Zufrieden sitzt die kleine Merle auf dem Schoß ihrer Mutter und beobachtet interessiert, was um sie herum passiert. Dass sie sich von den meisten Kindern in Deutschland unterscheidet, wird sie erst in einigen Jahren begreifen. Denn das vier Monate alte Mädchen gehört zu den wenigen Kindern, die zu Hause geboren wurden. Nur zwei von 100 Kindern kommen in Deutschland außerklinisch, daheim, in einem Geburtshaus oder einer Praxis zur Welt.

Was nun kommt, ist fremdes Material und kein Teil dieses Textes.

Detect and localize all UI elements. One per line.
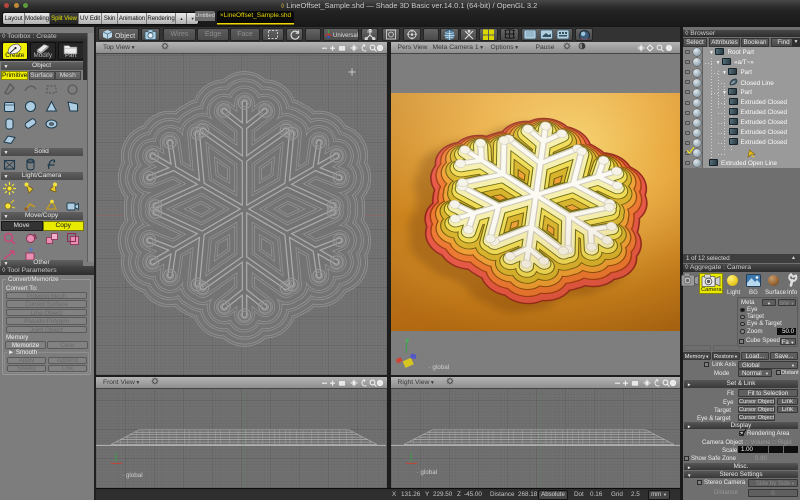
svg-text:UB: UB [367, 29, 373, 34]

Auf der Suche nach alternativen Geburtsmöglichkeiten
Für Merles Mutter Annika Kopp stand schon vor der Schwangerschaft fest, dass sie zur Entbindung nicht in eine Klinik wollte. Im Bekanntenkreis hatte sie von einer Hausgeburt gehört und war sofort von der Idee angetan. Gleich nachdem sie den positiven Schwangerschaftstest in den Händen hielt, ging sie in ihrem Wohnort in der Nähe von Ravensburg auf die Suche nach alternativen Geburtsmöglichkeiten.
Leider erfolglos, denn mehrere Hebammen, die in Ravensburg gemeinsam außerklinische Geburten anbieten, konnten sie trotz der frühen Anmeldung nicht mehr aufnehmen.
Im westlichen Hegau fündig geworden
Da Annika Kopp jedoch von der Idee einer Hausgeburt überzeugt war, setzte sie die Suche in ihrem Heimatort Hilzingen fort und wurde fündig. Denn im Vergleich zu anderen Regionen, wo keine Hebammen außerklinisch Geburtshilfe leisten, gibt es im Landkreis Konstanz gleich vier, die in zwei Zweier-Teams arbeiten.
Während Frederike Bohl und Rahel Stuhlmann mit ihrer Praxis in Allensbach eher im östlichen Landkreis im Einsatz sind, konzentrieren sich Heidrun Ullmann in Radolfzell und Taryn-Cinzia Dominguez in Singen mehr auf den westlichen Hegau. Wobei hier keine strikten Grenzen gesetzt seien.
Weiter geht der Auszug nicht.